Tantek Çelik points out the obvious in Pandora’s Box (Model) of CSS Hacks And Other Good Intentions:
CSS2(.1) doesn’t say you can implement part of the spec. You’re supposed to implement the whole spec in the first place.
It surprises me though that he does not take this post to its logical conclusion. Namely that using hacks like
* html et cetera is ok as well. Why? Because user agents implementing CSS 2.1 completely would ignore such rules in the first place and only use the rules targetted at a CSS 2.1 compliant browser.
Yes, but is it valid?
I think * html is ok now that we know it won't be supported in IE7 (standards mode), so it can safely be used to target IE6 and below and it's also valid. The underscore hack isn't valid and is usually not necessary. I've only ever found one case where * html couldn't possibly be used instead, but most of the time it's all I need.

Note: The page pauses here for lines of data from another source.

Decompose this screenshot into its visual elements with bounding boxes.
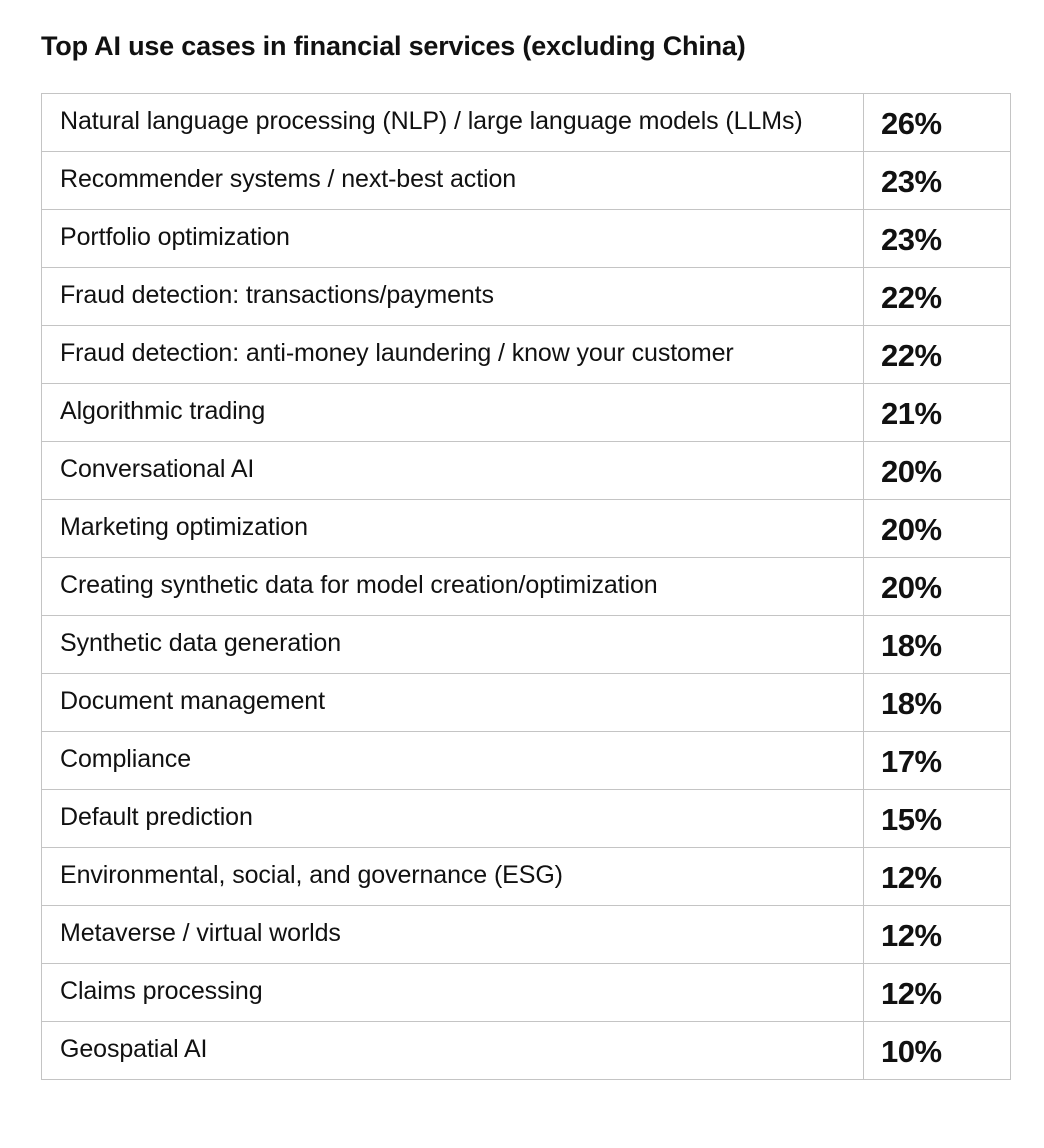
use-case-label: Claims processing xyxy=(60,977,263,1005)
percentage-cell: 22% xyxy=(863,325,1011,384)
use-cases-table: Natural language processing (NLP) / larg… xyxy=(41,93,1011,1080)
use-case-cell: Document management xyxy=(41,673,864,732)
percentage-cell: 18% xyxy=(863,673,1011,732)
use-case-percentage: 23% xyxy=(881,164,942,199)
use-case-cell: Metaverse / virtual worlds xyxy=(41,905,864,964)
use-case-cell: Recommender systems / next-best action xyxy=(41,151,864,210)
table-title: Top AI use cases in financial services (… xyxy=(41,31,746,61)
use-case-percentage: 18% xyxy=(881,686,942,721)
percentage-cell: 26% xyxy=(863,93,1011,152)
percentage-cell: 12% xyxy=(863,847,1011,906)
percentage-cell: 15% xyxy=(863,789,1011,848)
table-row: Portfolio optimization 23% xyxy=(41,209,1011,268)
percentage-cell: 21% xyxy=(863,383,1011,442)
use-case-percentage: 15% xyxy=(881,802,942,837)
percentage-cell: 20% xyxy=(863,499,1011,558)
table-row: Natural language processing (NLP) / larg… xyxy=(41,93,1011,152)
table-row: Algorithmic trading 21% xyxy=(41,383,1011,442)
use-case-cell: Natural language processing (NLP) / larg… xyxy=(41,93,864,152)
use-case-percentage: 12% xyxy=(881,976,942,1011)
table-row: Document management 18% xyxy=(41,673,1011,732)
use-case-label: Algorithmic trading xyxy=(60,397,266,425)
use-case-label: Default prediction xyxy=(60,803,253,831)
use-case-label: Natural language processing (NLP) / larg… xyxy=(60,107,803,135)
use-case-label: Creating synthetic data for model creati… xyxy=(60,571,658,599)
percentage-cell: 20% xyxy=(863,557,1011,616)
table-row: Geospatial AI 10% xyxy=(41,1021,1011,1080)
use-case-label: Conversational AI xyxy=(60,455,255,483)
table-row: Conversational AI 20% xyxy=(41,441,1011,500)
table-row: Environmental, social, and governance (E… xyxy=(41,847,1011,906)
table-row: Claims processing 12% xyxy=(41,963,1011,1022)
use-case-cell: Conversational AI xyxy=(41,441,864,500)
table-row: Recommender systems / next-best action 2… xyxy=(41,151,1011,210)
percentage-cell: 12% xyxy=(863,963,1011,1022)
percentage-cell: 22% xyxy=(863,267,1011,326)
use-case-percentage: 26% xyxy=(881,106,942,141)
use-case-percentage: 22% xyxy=(881,280,942,315)
use-case-percentage: 10% xyxy=(881,1034,942,1069)
use-case-percentage: 20% xyxy=(881,570,942,605)
percentage-cell: 23% xyxy=(863,151,1011,210)
use-case-label: Document management xyxy=(60,687,325,715)
use-case-cell: Algorithmic trading xyxy=(41,383,864,442)
percentage-cell: 10% xyxy=(863,1021,1011,1080)
table-row: Synthetic data generation 18% xyxy=(41,615,1011,674)
use-case-cell: Default prediction xyxy=(41,789,864,848)
table-row: Marketing optimization 20% xyxy=(41,499,1011,558)
use-case-cell: Fraud detection: transactions/payments xyxy=(41,267,864,326)
use-case-label: Compliance xyxy=(60,745,192,773)
use-case-label: Fraud detection: transactions/payments xyxy=(60,281,494,309)
use-case-cell: Environmental, social, and governance (E… xyxy=(41,847,864,906)
use-case-percentage: 22% xyxy=(881,338,942,373)
percentage-cell: 18% xyxy=(863,615,1011,674)
table-row: Creating synthetic data for model creati… xyxy=(41,557,1011,616)
use-case-label: Environmental, social, and governance (E… xyxy=(60,861,563,889)
percentage-cell: 23% xyxy=(863,209,1011,268)
use-case-cell: Fraud detection: anti-money laundering /… xyxy=(41,325,864,384)
use-case-label: Fraud detection: anti-money laundering /… xyxy=(60,339,734,367)
use-case-cell: Geospatial AI xyxy=(41,1021,864,1080)
use-case-percentage: 18% xyxy=(881,628,942,663)
use-case-label: Portfolio optimization xyxy=(60,223,290,251)
use-cases-table-body: Natural language processing (NLP) / larg… xyxy=(41,93,1011,1080)
use-case-percentage: 21% xyxy=(881,396,942,431)
use-case-label: Synthetic data generation xyxy=(60,629,342,657)
use-case-label: Metaverse / virtual worlds xyxy=(60,919,341,947)
table-row: Default prediction 15% xyxy=(41,789,1011,848)
use-case-percentage: 17% xyxy=(881,744,942,779)
use-case-cell: Marketing optimization xyxy=(41,499,864,558)
use-case-label: Geospatial AI xyxy=(60,1035,208,1063)
use-case-cell: Synthetic data generation xyxy=(41,615,864,674)
percentage-cell: 20% xyxy=(863,441,1011,500)
table-row: Compliance 17% xyxy=(41,731,1011,790)
table-row: Fraud detection: anti-money laundering /… xyxy=(41,325,1011,384)
use-case-label: Marketing optimization xyxy=(60,513,308,541)
table-row: Metaverse / virtual worlds 12% xyxy=(41,905,1011,964)
use-case-percentage: 12% xyxy=(881,918,942,953)
use-case-cell: Portfolio optimization xyxy=(41,209,864,268)
use-case-label: Recommender systems / next-best action xyxy=(60,165,517,193)
table-row: Fraud detection: transactions/payments 2… xyxy=(41,267,1011,326)
use-case-percentage: 20% xyxy=(881,512,942,547)
percentage-cell: 12% xyxy=(863,905,1011,964)
use-case-cell: Compliance xyxy=(41,731,864,790)
use-case-percentage: 23% xyxy=(881,222,942,257)
use-case-percentage: 20% xyxy=(881,454,942,489)
use-case-cell: Claims processing xyxy=(41,963,864,1022)
percentage-cell: 17% xyxy=(863,731,1011,790)
use-case-cell: Creating synthetic data for model creati… xyxy=(41,557,864,616)
use-case-percentage: 12% xyxy=(881,860,942,895)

Tantek suggests that a hack should be both valid and ugly. While I obviously agree with the "ugly" part, I don't see why a hack should be valid (or perhaps only pass muster at the W3C validator?). What better kind of ugly than invalid?
CSS2.1 has clearly defined error recovery, so what difference does it make, really? Okay, you can't claim that your stylesheet is valid, but if your stylesheet intentionally does strange things that wouldn't immediately be obvious in some agents, isn't that walking the line anyway?
Maybe it's just been too long since I've had my head buried in this stuff.
Well, that was actually my point J. Error handling is defined. Implement all of CSS 2.1 and you can cope with all style sheets (in a proper way, blah blah blah). Hacks or no hacks.
Let us apply Tantek's MUSTS for CSS-targeted hacks on
<!--[if IE lt 7]>
! This is a valid, but not ugly and not old UA targeted hack.
Interestingly enough Leif's blockquote causes Safari to act funky: when the page is first loaded (or reloaded through cmd+r) parsing of the body will stop after the paragraph is opened, but it works normally if you go to the address bar and hit enter.
@Mark: Yeah, that’s weird behaviour: My Safari copy (1.3.1) displays
hacks on and then, leaving out the blockquote and everything else, continues with Mark’s post, indented as subsection of Leif’s, numbered as
1.! (no matter if reloaded or
Anne’s comment section is hotter than acid! :)
It’s not the blockquote, it’s the comment: Safari doesn’t eliminate the
<!, FF does.
Florian, yeah, you're right. I actually meant the content of the blockquote, but yeah, it's the comment. Oddly enough in NetNewsWire now (uses WebCore) I had to go to another page on the site, and then back through history, and then "re-enter" to display the post. And commenting of course didn't work either (rewriting in Firefox now).
Anne, wanna make a test case? ;-)
Nah, pretty normal: Leif didn’t escape his brackets and has just commented himself out. (Opera and IE5Mac behave similar, they cut off after
hacks on, but leave out the nested-
ol-Safari-thingy.) Who expects commenters to comment?
Well, the spec says that these hacks should be ignored, but that doesn't make them compliant, right? As in society, ignoring doesn't mean accepting, it's just some form of politeness.
And now I'm getting the nested ol thing as well (after navigate-to-another-page-back-in-history-re-enter). This is too weird. I'll stop now :)
Actually no, it is required error handling. Which makes it completely fine to do it. Your style sheet is just not conforming to the letter of the CSS 2.1 specification. But since you included
box-sizing and several other properties it does not matter anyway. The thing is that if browsers support CSS 2.1 fully they must do something specified with
_height:1%; dropping the declaration.
All the Apple people please move to OpenDarwin Bugzilla. I can’t help it that your browser has parsing/display problems.
Pages shouldn't violate the standards just like UAs shouldn't violate the standards. Invalid hacks are invalid, and that's bad.
One reason for defining error handling is that in the future we can add new features where the errors are no longer errors, and we can be sure that UAs will handle them all the same way, making it easy to ensure backwards compatibility.
For example, we might say that "_height: 10em;" means something special, like, "apply this rule except if another one matches as well" or something. And then all the pages that rely on that hack would break in new browsers.
Yes, I totally agree with the
Invalid hacks are invalid, and that's bad. statement.
Ian: That'd mean that * html would be valid, right?
I remember reading something about how somehow it's still implied that the html-tag is a child of the whole...or something like that.
Thank you for this post Anne. I' feeling confused about being the only one thinking that the star html selector is just as "forward compliant" in this context as the html>body selector.